The results are sobering. I see no evidence that we are flattening the curve. The lack of federal self-distancing regulations, rather than the guidelines released, has allowed the virus to spread throughout the country. The slow implementation of testing does not bode well for any exit strategy
April 23rd: Added New Cases/Day graphs as the move to relax self-distancing and open business grows in strength
May 1st: Changed the spreadsheet to access the data from The COVID Tracking Project automatically via the JSON web query. My spreadsheet is included with the links to the data sources.
I think March 2020 is going to be a momentous month for historians to look back on in the years to come just like September 1940. Though we were told of the first warnings of the Coronavirus Pandemic in January, it was not until March that it set off our alarm bells. What a dramatic change it has brought to society, the economy and our way of life since the start of this month of March.
As we come to the final day of the month, Kathy and I have enjoyed social distancing while walking the bayous in our neighbourhood. The wildlife often surprises us.
With the end of the month, I turned 65 so we celebrated with a virtual Birthday Party. It was great to have family from UK and Canada join in the fun!
Kathy made a great Lemoncello cake which we shared with our neighbours while carefully keeping our six feet spacing!
We hope that next month sees the “flattening of the curve” in the USA and other countries but I fear the worse is still to come and we shall not see much good news until June.

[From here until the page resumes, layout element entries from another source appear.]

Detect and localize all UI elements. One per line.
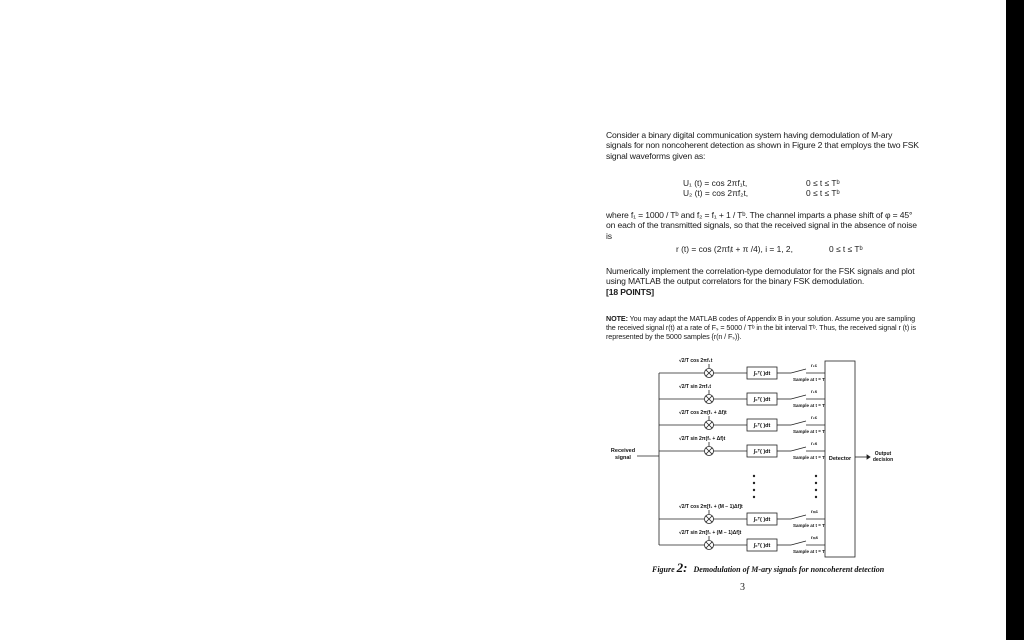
ellipsis-dot-right-4 <box>815 496 817 498</box>
caption-text: Demodulation of M-ary signals for noncoherent detection <box>693 565 885 574</box>
oscillator-label-4: √2/T sin 2π(f₁ + Δf)t <box>679 436 726 442</box>
received-label-2: signal <box>615 455 631 461</box>
sample-label-6: Sample at t = T <box>793 549 825 554</box>
equation-u2: U₂ (t) = cos 2πf₂t, <box>683 188 749 198</box>
ellipsis-dot-mid-4 <box>753 496 755 498</box>
ellipsis-dot-mid-2 <box>753 482 755 484</box>
equation-u1: U₁ (t) = cos 2πf₁t, <box>683 178 748 188</box>
sample-label-4: Sample at t = T <box>793 455 825 460</box>
right-edge-bar <box>1006 0 1024 640</box>
sampler-switch-5 <box>791 515 806 519</box>
integrator-label-5: ∫₀ᵀ( )dt <box>753 517 771 523</box>
r-label-6: rₘs <box>811 535 819 540</box>
note-label: NOTE: <box>606 314 628 324</box>
equation-received: r (t) = cos (2πfᵢt + π /4), i = 1, 2, <box>676 244 793 254</box>
implement-text: Numerically implement the correlation-type demodulator for the FSK signals and plot using MATLAB the output correlators for the binary FSK demodulation. <box>606 266 915 287</box>
r-label-5: rₘc <box>811 509 819 514</box>
r-label-1: r₁c <box>811 363 818 368</box>
oscillator-label-5: √2/T cos 2π[f₁ + (M − 1)Δf]t <box>679 504 743 510</box>
integrator-label-2: ∫₀ᵀ( )dt <box>753 397 771 403</box>
received-label: Received <box>610 448 636 454</box>
sampler-switch-4 <box>791 447 806 451</box>
r-label-4: r₂s <box>811 441 818 446</box>
equation-u1-range: 0 ≤ t ≤ Tᵇ <box>806 178 840 188</box>
output-label: Output <box>874 451 892 457</box>
caption-number: 2: <box>676 560 688 575</box>
demodulator-diagram <box>606 356 894 561</box>
where-paragraph: where f₁ = 1000 / Tᵇ and f₂ = f₁ + 1 / Tᵇ. The channel imparts a phase shift of φ = 45° on each of the transmitted signals, so that the received signal in the absence of noise is <box>606 210 917 241</box>
sampler-switch-6 <box>791 541 806 545</box>
sample-label-3: Sample at t = T <box>793 429 825 434</box>
integrator-label-6: ∫₀ᵀ( )dt <box>753 543 771 549</box>
ellipsis-dot-mid-3 <box>753 489 755 491</box>
equation-u2-range: 0 ≤ t ≤ Tᵇ <box>806 188 840 198</box>
caption-figure: Figure <box>652 565 675 574</box>
oscillator-label-1: √2/T cos 2πf₁t <box>679 358 713 364</box>
sampler-switch-2 <box>791 395 806 399</box>
note-paragraph <box>606 315 920 341</box>
sample-label-5: Sample at t = T <box>793 523 825 528</box>
integrator-label-4: ∫₀ᵀ( )dt <box>753 449 771 455</box>
output-label-2: decision <box>872 457 894 463</box>
sampler-switch-1 <box>791 369 806 373</box>
sampler-switch-3 <box>791 421 806 425</box>
equation-received-range: 0 ≤ t ≤ Tᵇ <box>829 244 863 254</box>
ellipsis-dot-mid-1 <box>753 475 755 477</box>
intro-paragraph: Consider a binary digital communication system having demodulation of M-ary signals for non noncoherent detection as shown in Figure 2 that employs the two FSK signal waveforms given as: <box>606 130 919 161</box>
integrator-label-1: ∫₀ᵀ( )dt <box>753 371 771 377</box>
ellipsis-dot-right-3 <box>815 489 817 491</box>
page-number: 3 <box>740 582 745 593</box>
figure-caption <box>652 560 884 576</box>
implement-paragraph <box>606 266 920 297</box>
note-text: You may adapt the MATLAB codes of Appendix B in your solution. Assume you are sampling the received signal r(t) at a rate of Fₛ = 5000 / Tᵇ in the bit interval Tᵇ. Thus, the received signal r (t) is represented by the 5000 samples {r(n / Fₛ)}. <box>606 314 917 341</box>
ellipsis-dot-right-2 <box>815 482 817 484</box>
sample-label-2: Sample at t = T <box>793 403 825 408</box>
integrator-label-3: ∫₀ᵀ( )dt <box>753 423 771 429</box>
points-label: [18 POINTS] <box>606 286 655 297</box>
detector-label: Detector <box>828 456 852 462</box>
oscillator-label-3: √2/T cos 2π(f₁ + Δf)t <box>679 410 727 416</box>
oscillator-label-6: √2/T sin 2π[f₁ + (M − 1)Δf]t <box>679 530 742 536</box>
ellipsis-dot-right-1 <box>815 475 817 477</box>
r-label-2: r₁s <box>811 389 818 394</box>
r-label-3: r₂c <box>811 415 818 420</box>
output-arrow <box>867 455 870 459</box>
sample-label-1: Sample at t = T <box>793 377 825 382</box>
oscillator-label-2: √2/T sin 2πf₁t <box>679 384 711 390</box>
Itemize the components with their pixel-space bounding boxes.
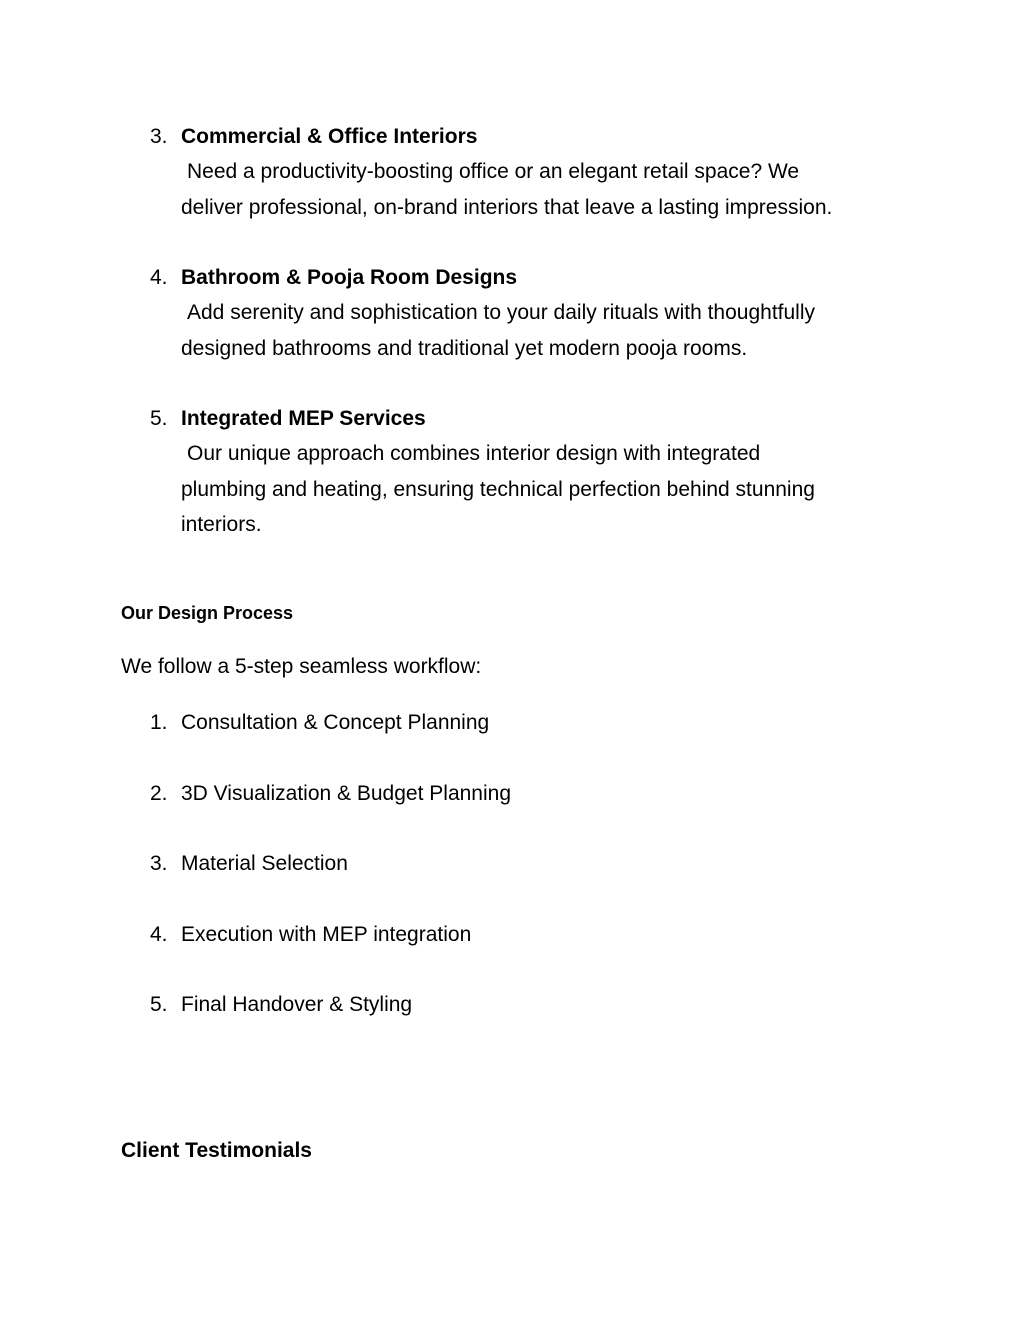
service-item-commercial: [150, 119, 910, 225]
step-label: 3D Visualization & Budget Planning: [181, 782, 512, 805]
service-title: Integrated MEP Services: [181, 407, 426, 430]
testimonials-heading: Client Testimonials: [121, 1139, 312, 1162]
service-number: 3.: [150, 125, 168, 148]
step-number: 4.: [150, 923, 168, 946]
step-label: Material Selection: [181, 852, 348, 875]
service-description-line: designed bathrooms and traditional yet modern pooja rooms.: [181, 336, 748, 360]
service-description-line: interiors.: [181, 512, 262, 536]
process-step: [150, 919, 471, 951]
process-intro: We follow a 5-step seamless workflow:: [121, 655, 482, 678]
service-description-line: Need a productivity-boosting office or an elegant retail space? We: [187, 160, 800, 184]
service-item-bathroom-pooja: [150, 260, 910, 366]
step-number: 2.: [150, 782, 168, 805]
step-label: Final Handover & Styling: [181, 993, 413, 1016]
step-label: Consultation & Concept Planning: [181, 711, 490, 734]
service-description-line: deliver professional, on-brand interiors that leave a lasting impression.: [181, 195, 833, 219]
step-number: 1.: [150, 711, 168, 734]
service-number: 5.: [150, 407, 168, 430]
step-label: Execution with MEP integration: [181, 923, 472, 946]
service-title: Commercial & Office Interiors: [181, 125, 478, 148]
service-title: Bathroom & Pooja Room Designs: [181, 266, 518, 289]
process-step: [150, 778, 511, 810]
service-description-line: Add serenity and sophistication to your daily rituals with thoughtfully: [187, 301, 816, 325]
process-step: [150, 707, 489, 739]
service-description-line: Our unique approach combines interior design with integrated: [187, 442, 761, 466]
process-step: [150, 848, 348, 880]
step-number: 3.: [150, 852, 168, 875]
step-number: 5.: [150, 993, 168, 1016]
process-step: [150, 989, 412, 1021]
service-item-mep: [150, 401, 910, 542]
service-description-line: plumbing and heating, ensuring technical perfection behind stunning: [181, 477, 815, 501]
service-number: 4.: [150, 266, 168, 289]
process-heading: Our Design Process: [121, 603, 294, 623]
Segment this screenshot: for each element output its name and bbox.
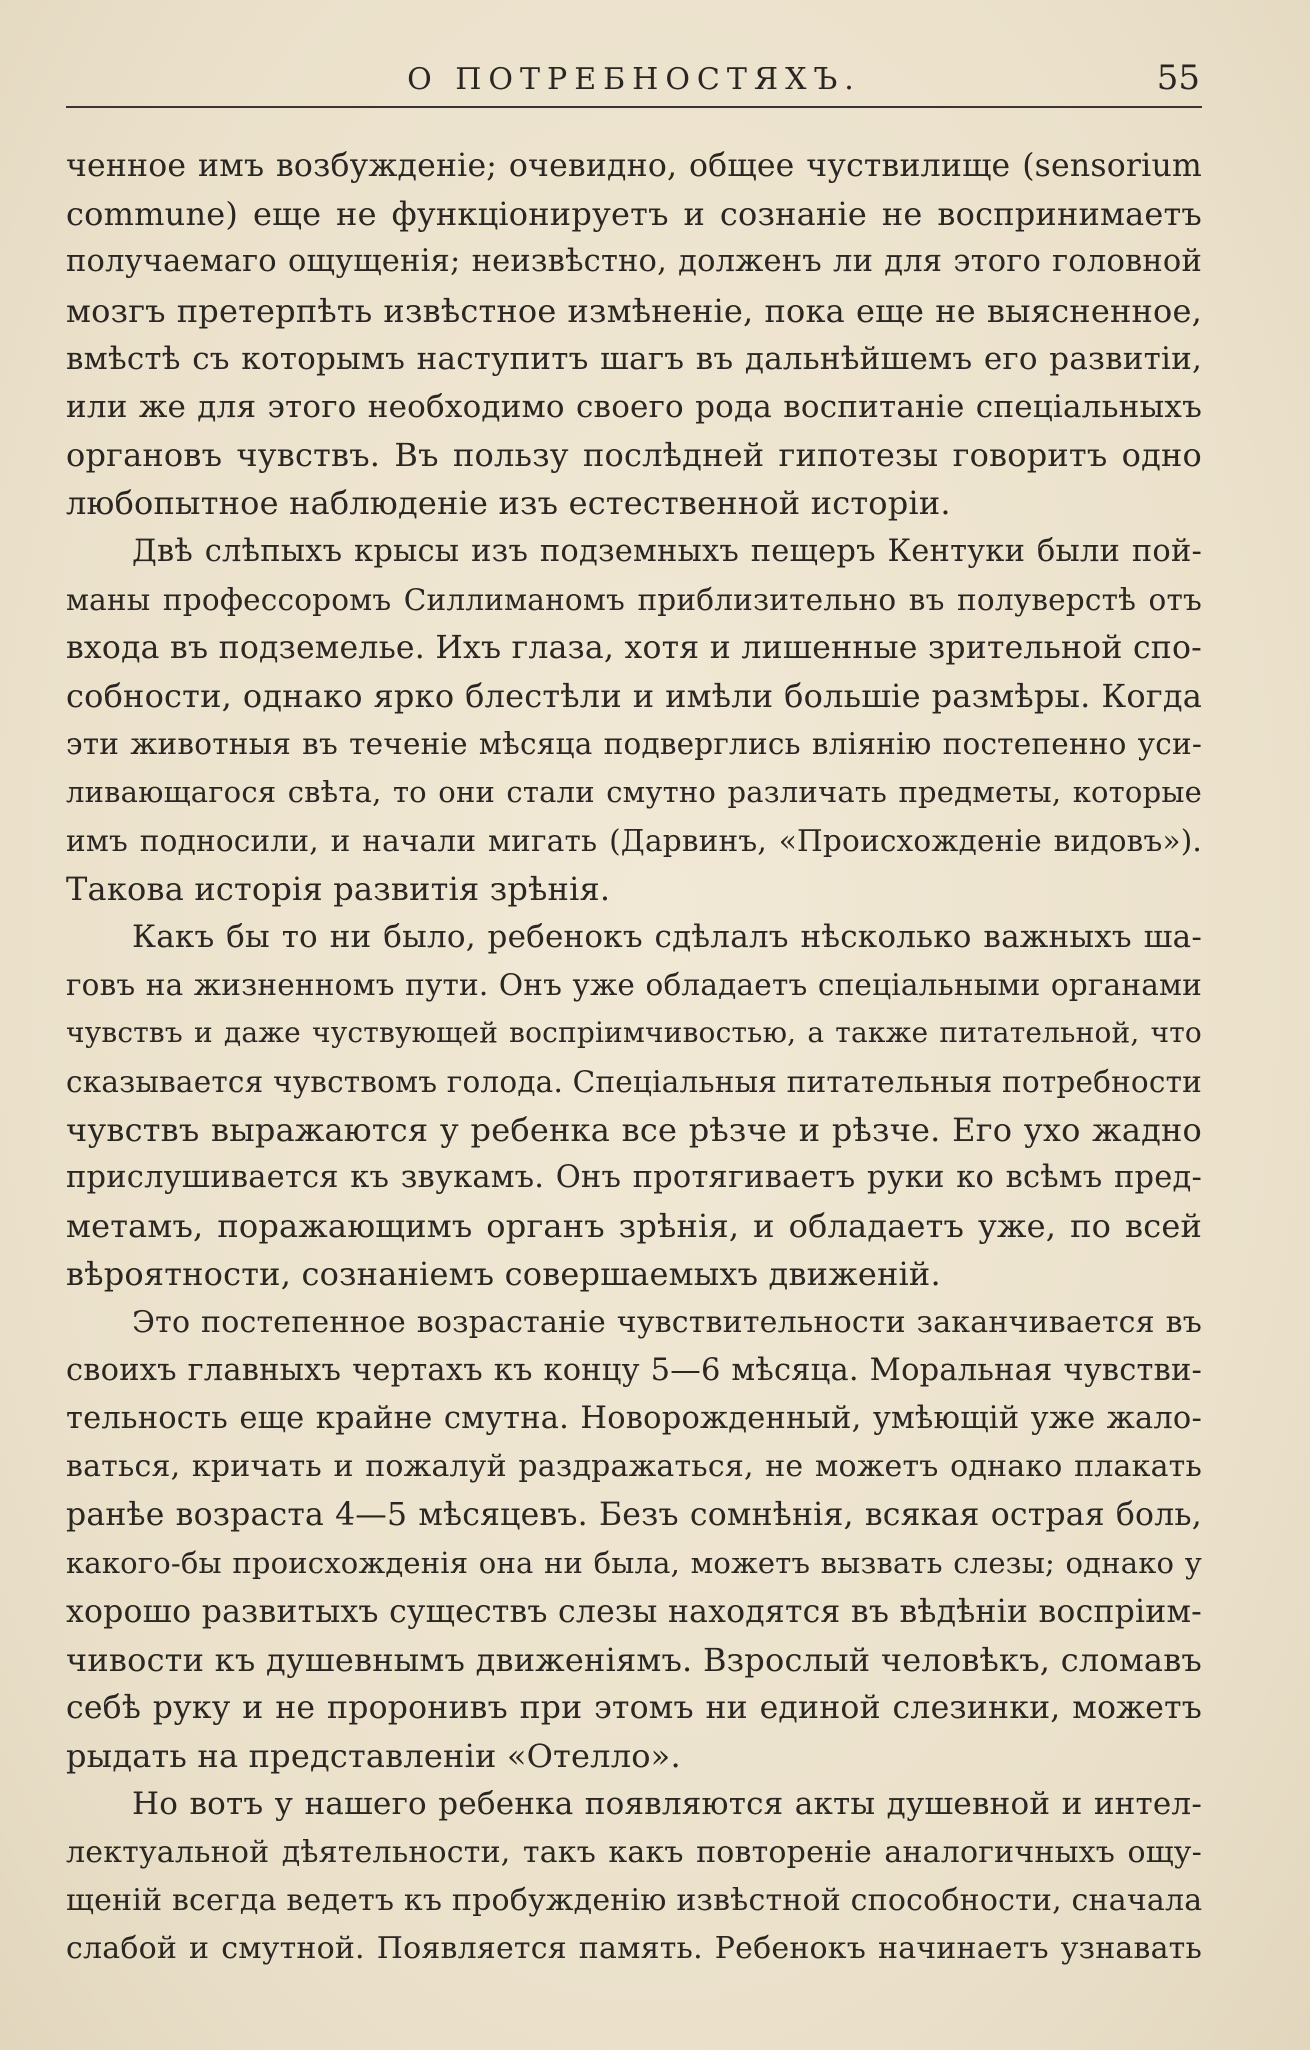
text-line: сказывается чувствомъ голода. Спеціальныя питательныя потребности [66,1064,1202,1099]
text-line: получаемаго ощущенія; неизвѣстно, долженъ ли для этого головной [66,244,1202,280]
text-line: ранѣе возраста 4—5 мѣсяцевъ. Безъ сомнѣнія, всякая острая боль, [66,1497,1202,1534]
text-line: входа въ подземелье. Ихъ глаза, хотя и лишенные зрительной спо- [66,629,1202,666]
text-line: мозгъ претерпѣть извѣстное измѣненіе, пока еще не выясненное, [66,291,1202,330]
text-line: своихъ главныхъ чертахъ къ концу 5—6 мѣсяца. Моральная чувстви- [66,1352,1202,1388]
text-line: или же для этого необходимо своего рода воспитаніе спеціальныхъ [66,388,1202,425]
text-line: ченное имъ возбужденіе; очевидно, общее чуствилище (sensorium [66,148,1202,184]
text-line: прислушивается къ звукамъ. Онъ протягиваетъ руки ко всѣмъ пред- [66,1159,1202,1195]
page-number: 55 [1156,58,1200,98]
text-line: себѣ руку и не проронивъ при этомъ ни единой слезинки, можетъ [66,1690,1202,1726]
text-line: маны профессоромъ Силлиманомъ приблизительно въ полуверстѣ отъ [66,582,1202,617]
text-line: ливающагося свѣта, то они стали смутно различать предметы, которые [66,775,1202,810]
body-text [66,142,1202,1973]
text-line: Но вотъ у нашего ребенка появляются акты душевной и интел- [132,1786,1202,1823]
text-line: лектуальной дѣятельности, такъ какъ повтореніе аналогичныхъ ощу- [66,1834,1202,1870]
text-line: любопытное наблюденіе изъ естественной исторіи. [66,484,951,523]
text-line: вѣроятности, сознаніемъ совершаемыхъ движеній. [66,1255,941,1294]
text-line: вмѣстѣ съ которымъ наступитъ шагъ въ дальнѣйшемъ его развитіи, [66,340,1202,377]
text-line: метамъ, поражающимъ органъ зрѣнія, и обладаетъ уже, по всей [66,1207,1202,1246]
text-line: щеній всегда ведетъ къ пробужденію извѣстной способности, сначала [66,1882,1203,1918]
text-line: чивости къ душевнымъ движеніямъ. Взрослый человѣкъ, сломавъ [66,1640,1202,1679]
text-line: Это постепенное возрастаніе чувствительности заканчивается въ [132,1304,1202,1340]
text-line: Такова исторія развитія зрѣнія. [66,869,611,908]
text-line: тельность еще крайне смутна. Новорожденный, умѣющій уже жало- [66,1400,1202,1436]
text-line: говъ на жизненномъ пути. Онъ уже обладаетъ спеціальными органами [66,968,1202,1003]
text-line: Какъ бы то ни было, ребенокъ сдѣлалъ нѣсколько важныхъ ша- [132,919,1202,955]
page-header [66,58,1202,108]
paragraph [66,528,1202,914]
text-line: эти животныя въ теченіе мѣсяца подверглись вліянію постепенно уси- [66,727,1202,762]
text-line: имъ подносили, и начали мигать (Дарвинъ, «Происхожденіе видовъ»). [66,823,1202,858]
text-line: органовъ чувствъ. Въ пользу послѣдней гипотезы говоритъ одно [66,436,1202,475]
text-line: какого-бы происхожденія она ни была, можетъ вызвать слезы; однако у [66,1546,1202,1581]
running-title: О ПОТРЕБНОСТЯХЪ. [407,62,861,97]
text-line: Двѣ слѣпыхъ крысы изъ подземныхъ пещеръ Кентуки были пой- [132,533,1202,569]
text-line: собности, однако ярко блестѣли и имѣли большіе размѣры. Когда [66,677,1202,716]
paragraph [66,913,1202,1299]
paragraph [66,1780,1202,1973]
paragraph [66,142,1202,528]
paragraph [66,1299,1202,1781]
text-line: хорошо развитыхъ существъ слезы находятся въ вѣдѣніи воспріим- [66,1593,1202,1630]
text-line: чувствъ выражаются у ребенка все рѣзче и рѣзче. Его ухо жадно [66,1110,1202,1149]
text-line: ваться, кричать и пожалуй раздражаться, не можетъ однако плакать [66,1449,1202,1485]
text-line: слабой и смутной. Появляется память. Ребенокъ начинаетъ узнавать [66,1930,1202,1966]
text-line: чувствъ и даже чуствующей воспріимчивостью, а также питательной, что [66,1016,1202,1050]
text-line: commune) еще не функціонируетъ и сознаніе не воспринимаетъ [66,195,1202,234]
text-line: рыдать на представленіи «Отелло». [66,1737,681,1776]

Too many States in the USA have still not implemented State wide social-distancing mandates and our implementing useless travel restrictions when the virus is already here.
We hope that early next week we shall be able to visit with James and Charlotte to help look after Evie, Flynn and Georgie.
We have been taking the Coronavirus and Covid-19 Pandemic seriously and as of March 16th we have decided to self-isolate.
Obtaining good information about the pandemic is critical. In this age of distrust, personality politics and lack of investment in our institutions, it is important to cut through the noise to determine what is really happening.
Coronavirus: Why You Must Act Now. A long article that needs to be read carefully and heeded to the greatest degree possible. It is, at this point, the single best overall summary of the prospects of what we are facing with regard to Covid 19 and what we can and should do about it that I have read so far. The article is not political in any way and is blame-neutral and only deals with (in essence) the “math” of what has happened and what is happening along with some advice. Read and heed.
The last article provides this advise:
The coronavirus is coming to you.
It’s coming at an exponential speed: gradually, and then suddenly.
It’s a matter of days. Maybe a week or two.
When it does, your healthcare system will be overwhelmed.
Your fellow citizens will be treated in the hallways.
Exhausted healthcare workers will break down. Some will die.
They will have to decide which patient gets the oxygen and which one dies.
The only way to prevent this is social distancing today. Not tomorrow. Today.
Extreme social-distancing seems to be the best tactic for this global pandemic, but what is the exit strategy?